Never knew brokers did so well...

But I'm guessing that's how it goes in all of the sales jobs.

From a sales perspective, i know that a lot of finance people really dont have that sales moxy. They're more analytic, which is fine...

But people are much more fickle than numbers. You have to be able to make them feel like they're getting a great buy from a genuine broker

Jan 29, 2015

Being a broker is cold calling until your fingers bleed, getting thrown out of buildings, and other "not so glamorous" daily activities. I have no idea why someone would leave acquisitions to become a salesman

Jul 8, 2012
CRE:

Being a broker is cold calling until your fingers bleed, getting thrown out of buildings, and other "not so glamorous" daily activities. I have no idea why someone would leave acquisitions to become a salesman

Yeah right dude. The broker I mentioned earlier is not getting thrown out of any buildings. Picturing him getting thrown out of a building is hilarious. He's getting easy money off of decades of experience, trust, and relationships.

Jan 29, 2015
prospie:
CRE:

Being a broker is cold calling until your fingers bleed, getting thrown out of buildings, and other "not so glamorous" daily activities. I have no idea why someone would leave acquisitions to become a salesman

Yeah right dude. The broker I mentioned earlier is not getting thrown out of any buildings. Picturing him getting thrown out of a building is hilarious.
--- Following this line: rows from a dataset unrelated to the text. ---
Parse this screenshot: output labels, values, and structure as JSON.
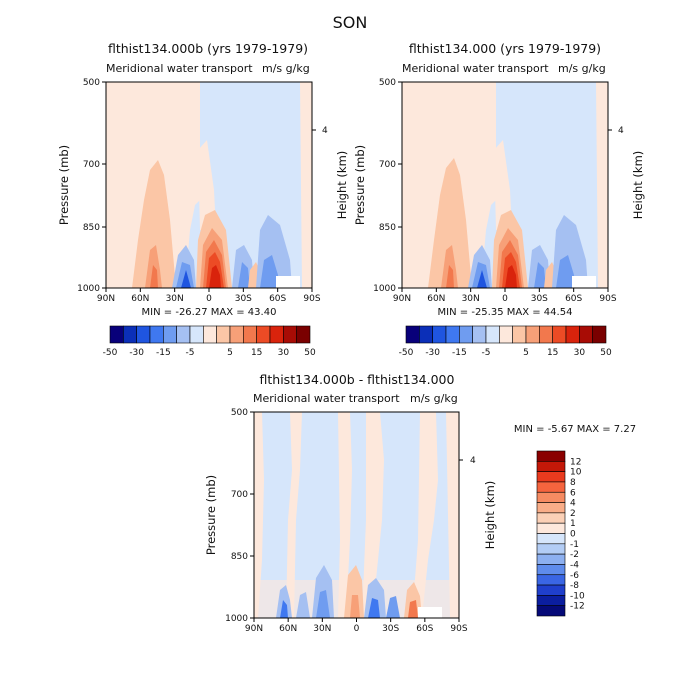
{
  "figure_title": "SON",
  "panels": [
    {
      "title": "flthist134.000b (yrs 1979-1979)",
      "subtitle": "Meridional water transport",
      "units": "m/s g/kg",
      "ylabel": "Pressure (mb)",
      "y2label": "Height (km)",
      "stats": "MIN = -26.27   MAX = 43.40"
    },
    {
      "title": "flthist134.000 (yrs 1979-1979)",
      "subtitle": "Meridional water transport",
      "units": "m/s g/kg",
      "ylabel": "Pressure (mb)",
      "y2label": "Height (km)",
      "stats": "MIN = -25.35   MAX = 44.54"
    },
    {
      "title": "flthist134.000b - flthist134.000",
      "subtitle": "Meridional water transport",
      "units": "m/s g/kg",
      "ylabel": "Pressure (mb)",
      "y2label": "Height (km)",
      "stats": "MIN =   -5.67   MAX =   7.27"
    }
  ],
  "colorbar_main": {
    "labels": [
      "-50",
      "-30",
      "-15",
      "-5",
      "5",
      "15",
      "30",
      "50"
    ],
    "colors": [
      "#08007a",
      "#0b2fb8",
      "#1f55e0",
      "#3f78f0",
      "#6f9cf0",
      "#a5c0f2",
      "#d6e6fb",
      "#fde8dc",
      "#fbc6a6",
      "#f7a078",
      "#f2784d",
      "#ec4b25",
      "#d9230c",
      "#a80c05",
      "#7a0000"
    ]
  },
  "colorbar_diff": {
    "labels": [
      "12",
      "10",
      "8",
      "6",
      "4",
      "2",
      "1",
      "0",
      "-1",
      "-2",
      "-4",
      "-6",
      "-8",
      "-10",
      "-12"
    ],
    "colors": [
      "#8a0000",
      "#c41808",
      "#e93a1e",
      "#f5643e",
      "#f68b62",
      "#f9ad88",
      "#fbd0b6",
      "#fde8dc",
      "#d6e6fb",
      "#b3cdf5",
      "#8db0f0",
      "#5f8cec",
      "#3a66e4",
      "#1f3fcc",
      "#0b1ea0",
      "#050a78"
    ]
  },
  "chart_data": [
    {
      "type": "heatmap",
      "title": "flthist134.000b (yrs 1979-1979)",
      "subtitle": "Meridional water transport m/s g/kg",
      "xlabel": "",
      "ylabel": "Pressure (mb)",
      "y2label": "Height (km)",
      "x_ticks": [
        "90N",
        "60N",
        "30N",
        "0",
        "30S",
        "60S",
        "90S"
      ],
      "y_ticks": [
        "500",
        "700",
        "850",
        "1000"
      ],
      "y2_ticks": [
        "4"
      ],
      "min": -26.27,
      "max": 43.4,
      "features": [
        {
          "lat": 2,
          "p_top": 850,
          "value": 43.4
        },
        {
          "lat": 20,
          "p_top": 900,
          "value": -26.27
        },
        {
          "lat": 45,
          "p_top": 900,
          "value": 8
        },
        {
          "lat": -30,
          "p_top": 880,
          "value": -8
        }
      ]
    },
    {
      "type": "heatmap",
      "title": "flthist134.000 (yrs 1979-1979)",
      "subtitle": "Meridional water transport m/s g/kg",
      "xlabel": "",
      "ylabel": "Pressure (mb)",
      "y2label": "Height (km)",
      "x_ticks": [
        "90N",
        "60N",
        "30N",
        "0",
        "30S",
        "60S",
        "90S"
      ],
      "y_ticks": [
        "500",
        "700",
        "850",
        "1000"
      ],
      "y2_ticks": [
        "4"
      ],
      "min": -25.35,
      "max": 44.54
    },
    {
      "type": "heatmap",
      "title": "flthist134.000b - flthist134.000",
      "subtitle": "Meridional water transport m/s g/kg",
      "xlabel": "",
      "ylabel": "Pressure (mb)",
      "y2label": "Height (km)",
      "x_ticks": [
        "90N",
        "60N",
        "30N",
        "0",
        "30S",
        "60S",
        "90S"
      ],
      "y_ticks": [
        "500",
        "700",
        "850",
        "1000"
      ],
      "y2_ticks": [
        "4"
      ],
      "min": -5.67,
      "max": 7.27
    }
  ]
}
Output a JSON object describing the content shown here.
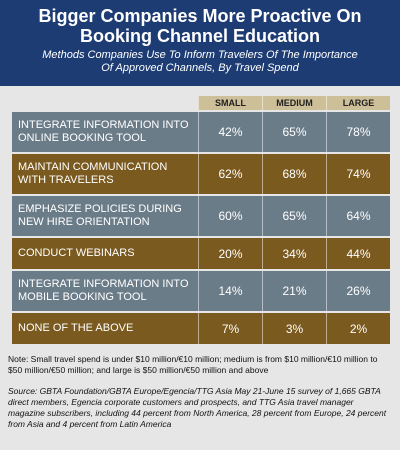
{
  "header": {
    "title": "Bigger Companies More Proactive On Booking Channel Education",
    "subtitle": "Methods Companies Use To Inform Travelers Of The Importance Of Approved Channels, By Travel Spend"
  },
  "table": {
    "columns": [
      "SMALL",
      "MEDIUM",
      "LARGE"
    ],
    "rows": [
      {
        "label": "INTEGRATE INFORMATION INTO ONLINE BOOKING TOOL",
        "values": [
          "42%",
          "65%",
          "78%"
        ]
      },
      {
        "label": "MAINTAIN COMMUNICATION WITH TRAVELERS",
        "values": [
          "62%",
          "68%",
          "74%"
        ]
      },
      {
        "label": "EMPHASIZE POLICIES DURING NEW HIRE ORIENTATION",
        "values": [
          "60%",
          "65%",
          "64%"
        ]
      },
      {
        "label": "CONDUCT WEBINARS",
        "values": [
          "20%",
          "34%",
          "44%"
        ]
      },
      {
        "label": "INTEGRATE INFORMATION INTO MOBILE BOOKING TOOL",
        "values": [
          "14%",
          "21%",
          "26%"
        ]
      },
      {
        "label": "NONE OF THE ABOVE",
        "values": [
          "7%",
          "3%",
          "2%"
        ]
      }
    ]
  },
  "note": "Note: Small travel spend is under $10 million/€10 million; medium is from $10 million/€10 million to $50 million/€50 million; and large is $50 million/€50 million and above",
  "source": "Source: GBTA Foundation/GBTA Europe/Egencia/TTG Asia May 21-June 15 survey of 1,665 GBTA direct members, Egencia corporate customers and prospects, and TTG Asia travel manager magazine subscribers, including 44 percent from North America, 28 percent from Europe, 24 percent from Asia and 4 percent from Latin America"
}
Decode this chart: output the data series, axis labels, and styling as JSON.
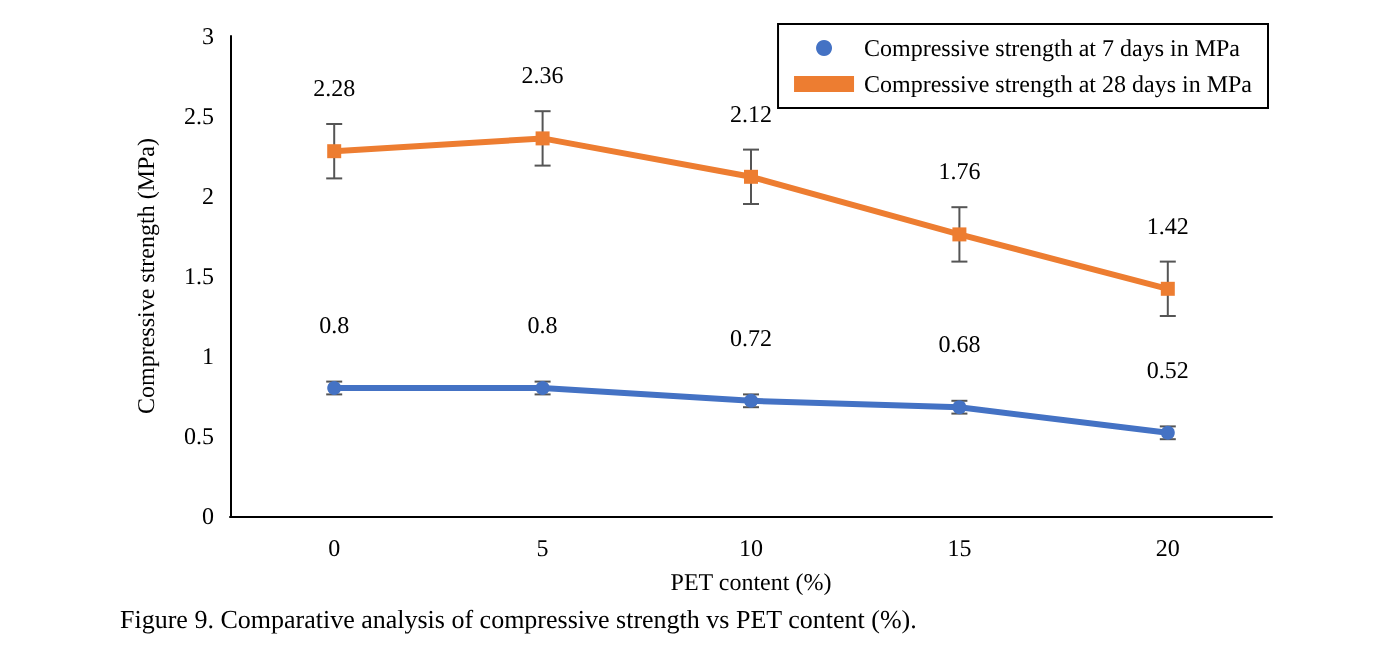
{
  "chart_data": {
    "type": "line",
    "xlabel": "PET content (%)",
    "ylabel": "Compressive strength (MPa)",
    "categories": [
      "0",
      "5",
      "10",
      "15",
      "20"
    ],
    "series": [
      {
        "name": "Compressive strength at 7 days in MPa",
        "color": "#4472c4",
        "marker": "circle",
        "values": [
          0.8,
          0.8,
          0.72,
          0.68,
          0.52
        ],
        "errors": [
          0.04,
          0.04,
          0.04,
          0.04,
          0.04
        ]
      },
      {
        "name": "Compressive strength at 28 days in MPa",
        "color": "#ed7d31",
        "marker": "square",
        "values": [
          2.28,
          2.36,
          2.12,
          1.76,
          1.42
        ],
        "errors": [
          0.17,
          0.17,
          0.17,
          0.17,
          0.17
        ]
      }
    ],
    "ylim": [
      0,
      3
    ],
    "yticks": [
      0,
      0.5,
      1,
      1.5,
      2,
      2.5,
      3
    ],
    "grid": false,
    "legend": "top right",
    "data_labels": true,
    "line_style": "solid",
    "annotations": [
      "Figure 9. Comparative analysis of compressive strength vs PET content (%)."
    ]
  }
}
He's getting easy money off of decades of experience, trust, and relationships.

...ok...but that's like talking about the life of an MD or the CEO of Goldman to someone who is "looking to get into investment banking." It's cool and all, but it's not reflective of the life the original poster would lead for years, if not decades.

Jan 29, 2015
CRE:

Being a broker is cold calling until your fingers bleed, getting thrown out of buildings, and other "not so glamorous" daily activities. I have no idea why someone would leave acquisitions to become a salesman

Maybe if your a first year broker. Years 5 - 30 shouldnt be like this unless your a complete dipshit.

Feb 12, 2015

I've been a commercial/multifamily broker in San Diego since 2000. It's funny, here I am working on my modeling to possibly work for an institution in acquisitions and so many institutional employees debate going to the other side. I can tell you this, commercial brokerage isn't a sales position per se. Is following up sales? Is doing what you say sales? I know terrible salespeople that are hugely successful as real estate and loan brokers.

I know you guys are looking at the math on deals with regard to commissions but to me it doesn't work exactly like that. As the deal gets bigger the commission % gets much smaller. Sure it's a nice pay day but not what many think the numbers are. I'm really good friends with some heavy hitters. I never know about their pocket deals and we drink together. When you discuss closing a $30mil deal, you have to be less than arms length to even have a shot. Meaning, by the time you know it's for sale it's sold. Deals only make it to market on CoStar and other sources cause the broker that has the deal hit up a lot of the players that can close on it or would close it.

Successful brokers across California close a lot more smaller deals in the $2mm to $7mm range than people realize. Those are your real pipeline. The bigger deals are the gravy you hope to close.

Lastly, it is and always will be about getting clients. I have no degree, don't know Excel for crap really, but I've done pretty well for a long time. Even in the resi days. The industry is not hard. Getting clients is hard. Keeping a deal together is hard. Finding financing in 2010 was very very hard :)

Feb 9, 2015

"Meaning, by the time you know it's for sale it's sold. Deals only make it to market on CoStar and other sources cause the broker that has the deal hit up a lot of the players that can close on it or would close it."

I don't know what this means.

And I suggest you get a degree. I have never, in my 4 years of experience, dealt with any acquisitions guy without bachelors degree. My 2 cents of course.

Jul 8, 2012
cre123:

"Meaning, by the time you know it's for sale it's sold. Deals only make it to market on CoStar and other sources cause the broker that has the deal hit up a lot of the players that can close on it or would close it."

I don't know what this means.

And I suggest you get a degree.

He's exaggerating a bit, but I'm sure you know what he's talking about. It's like, the first rule of the industry. If you find out it's for sale and you're not on the inside, then MANY, MANY other people have looked at it and it is obviously not that amazing a deal at that point. This kind of thing happens whether you're looking at a ranch house in your subdivision or at institutional type assets.